Overall, less cyclical areas such as pharmaceuticals, technology, and food ingredients have seen more deal activity, while the industrials and consumer sectors have been less insulated from macroeconomic trends.
Entrepreneurs want solutions, ideas and money
While a number of Italian family businesses founded in the 1960s and 1970s have already undergone their generational transitions, about 25% of them still have leaders aged above 70, according to the 16th edition of the AUB Observatory. Many of these businesses have become more knowledgeable about PE during the past decade, too, becoming more fitting targets for investors.
But another source of dealflow has since emerged: a new generation of entrepreneurs who have grown their businesses from, say, zero to €50m alone, and realise they need a partner to get to €100m. “Entrepreneurs would hardly pick up their phone, seeing PE as pure financial engineering, as a negative thing to stay away from,” says BC Partners’ Ferraresi. “Now, they know that they are losing ground if they don’t get support from a professional investor.”
Andrea Ottaviano, CEO of growth capital investor Clessidra Private Equity, notes that these entrepreneurs “are looking at their company in a totally different way compared to the previous generation”, adding: “They feel the need to evolve how they are doing business. They feel the need to change, to grow, to do things in a different way. However, they often don’t know how to make these changes on their own.”
These businesses can take a step forward while their entrepreneurs maintain a desired level of equity exposure. “The reason for sitting with us has changed,” Ottaviano continues. “Today, they expect not only money from us, which worked about 15 years ago, but they also look for solutions, ideas and projects. If a GP comes with this blend, they get the deal.”
Come prepared
Looking at 2025, interviewees’ musings have varied between expecting the selective markets of 2024 to continue, and more bullish sentiments as normalisation comes from lower interest rates. But given the number of coalescing issues impacting private markets, many are hesitant to forecast dealmaking in 2025.

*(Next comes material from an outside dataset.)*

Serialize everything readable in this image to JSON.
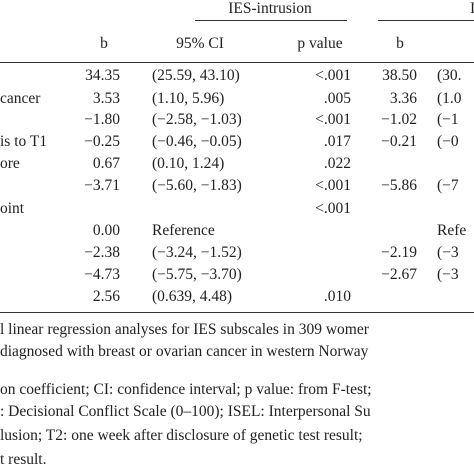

US President Donald Trump’s tariff regime has certainly created further uncertainty for dealmakers. “In a worldwide trade war, everybody’s going to suffer. And Italy is a big exporter, so there will be repercussions in our economy,” says Wise Equity’s Semenzato. “When there is this level of uncertainty, market players reduce their investment levels, affecting both exits and new investments. The assets that will be the winners, in terms of being traded, are those that are the least cyclical at this point in time.”
The extent to which that affects those newer GP entrants into the Italian market is to be determined. But if a GP is going to invest, commentators implore them to come prepared: have a local office presence with an Italian team, an understanding of the culture and senior executives with good reputations. Otherwise, addio!